Mientras más se acerca el fin de ciclo sexenal, mayores jaloneos, acomodos sorprendentes o sorpresivos, mucho enojo. Es verdad que este cierre no tiene, hasta ahora, gran parecido con aquellos donde la economía solo permitía augurar desastre tras desastre. Los que saben o creen saber, nos dicen que aquella maldición de fin de sexenio que estudiara Jonathan Heath no tiene por qué asolarnos esta vez.
Se actúa como si todo estuviera bajo el control del poder constituido, pero lo cierto es que ni el Ejecutivo ni el Legislativo, ni los partidos, acusan de recibo de las agendas pendientes. Siguen apostando a dejar pasar los temas fundamentales, como si de esa manera esos temas se ‘normalizaran’ como se dice ahora; se contentan con remodelaciones de fachada, omitiendo una y otra vez la reflexión que la gravedad de la circunstancia reclamaría.
Sometidos a las inercias, los actores políticos soslayan los vínculos entre las violencias imperantes, todas bajo la forma del crimen organizado, y la descomposición de nuestra vida pública. Ningún actor político formal parece tener interés en salvarse de esta crítica.
Por más que les pese a algunos, bien instalados en la cúpula del poder constituido, las instituciones políticas y jurídicas son necesarias, imprescindibles. Deberían ser, de hecho, el eje que articulara las discusiones que habrán de acompañar a las campañas presidenciales y por el Congreso de la Unión.
El camino adoptado, del golpeteo descalificador a diestra y siniestra, trátese de organismos constitucionales autónomos, o del Poder Judicial, o de la UNAM, lejos está de asegurar una mejor vida democrática para el futuro. Por el contrario, ese intercambio vulnera lo que hemos podido construir como vida pública con democracia y da combustible a las condiciones que propician los conflictos.
Hasta ahora ha sido clara y transparente la visión del gobierno, que solo admite su misión absoluta. Si bien a estas alturas nadie debería sentirse engañado en cuanto al poco aprecio que para el presidente y los suyos tienen las instituciones, o el Estado de derecho en su conjunto, tenemos que asumir que nuestra convivencia cívica se ha vuelto precaria y darle vigor tendrá que ser tarea primaria del nuevo gobierno, en el Ejecutivo y el Congreso.
Un Presidente atrapado por sus reflejos y referencias políticas, no ve error alguno en su actuación ni en la de sus más cercanos. En este contexto no es casual el tono y el contenido de las baterías discursivas e ideológicas presidenciales. Improperios y descalificaciones han sido la constante y su resultado inevadible es la cancelación de todo asomo de debate político.
A las puertas de una nueva jornada electoral, tenemos que admitir esta situación, inscrita en el corazón de nuestra de por sí compleja y heterogénea economía política.

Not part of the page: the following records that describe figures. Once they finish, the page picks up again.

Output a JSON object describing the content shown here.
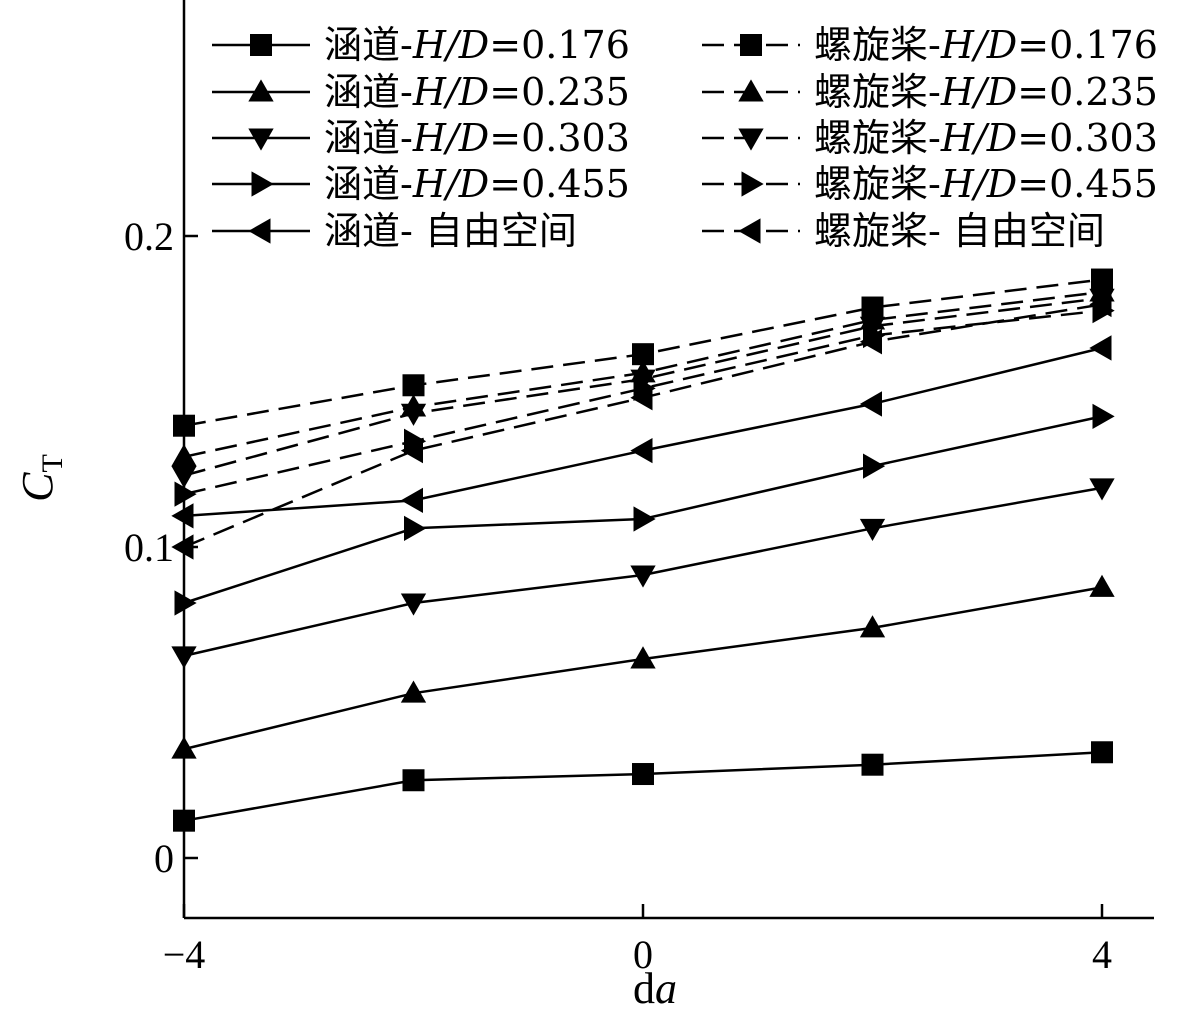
{
  "chart_data": {
    "type": "line",
    "title": "",
    "xlabel": "da",
    "ylabel": "CT",
    "xlim": [
      -4.0,
      4.5
    ],
    "ylim": [
      -0.02,
      0.25
    ],
    "xticks": [
      -4,
      0,
      4
    ],
    "xtick_labels": [
      "−4",
      "0",
      "4"
    ],
    "yticks": [
      0,
      0.1,
      0.2
    ],
    "ytick_labels": [
      "0",
      "0.1",
      "0.2"
    ],
    "grid": false,
    "legend_placement": "top",
    "x": [
      -4,
      -2,
      0,
      2,
      4
    ],
    "series": [
      {
        "name": "涵道-H/D=0.176",
        "style": "solid",
        "marker": "square",
        "values": [
          0.012,
          0.025,
          0.027,
          0.03,
          0.034
        ]
      },
      {
        "name": "涵道-H/D=0.235",
        "style": "solid",
        "marker": "triangle-up",
        "values": [
          0.035,
          0.053,
          0.064,
          0.074,
          0.087
        ]
      },
      {
        "name": "涵道-H/D=0.303",
        "style": "solid",
        "marker": "triangle-down",
        "values": [
          0.065,
          0.082,
          0.091,
          0.106,
          0.119
        ]
      },
      {
        "name": "涵道-H/D=0.455",
        "style": "solid",
        "marker": "triangle-right",
        "values": [
          0.082,
          0.106,
          0.109,
          0.126,
          0.142
        ]
      },
      {
        "name": "涵道- 自由空间",
        "style": "solid",
        "marker": "triangle-left",
        "values": [
          0.11,
          0.115,
          0.131,
          0.146,
          0.164
        ]
      },
      {
        "name": "螺旋桨-H/D=0.176",
        "style": "dashed",
        "marker": "square",
        "values": [
          0.139,
          0.152,
          0.162,
          0.177,
          0.186
        ]
      },
      {
        "name": "螺旋桨-H/D=0.235",
        "style": "dashed",
        "marker": "triangle-up",
        "values": [
          0.129,
          0.145,
          0.156,
          0.173,
          0.182
        ]
      },
      {
        "name": "螺旋桨-H/D=0.303",
        "style": "dashed",
        "marker": "triangle-down",
        "values": [
          0.123,
          0.143,
          0.154,
          0.171,
          0.18
        ]
      },
      {
        "name": "螺旋桨-H/D=0.455",
        "style": "dashed",
        "marker": "triangle-right",
        "values": [
          0.117,
          0.134,
          0.151,
          0.168,
          0.176
        ]
      },
      {
        "name": "螺旋桨- 自由空间",
        "style": "dashed",
        "marker": "triangle-left",
        "values": [
          0.1,
          0.131,
          0.148,
          0.166,
          0.178
        ]
      }
    ]
  }
}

Ni la bravura de los discursos ni el desparpajo impuesto como libertad de los actores y partidos políticos para decir y actuar, puede verse más como un síntoma de salud democrática.
La competencia deriva a seudodebates en los que la confrontación de ideas, programas y principios, es sustituida por los pleitos y la descalificaciones que enturbian la escena y crispan más, como si no tuviéramos suficiente encono, los ánimos.
En tiempos como estos, en que la política democrática se aleja de ser una competencia racional, (re)tomar la propuesta de civilizar el discurso político, quizá no sea mala idea. Ni sugerencia impertinente. Apenas un atisbo de ganas de seguir con vida en medio de tanta tragedia.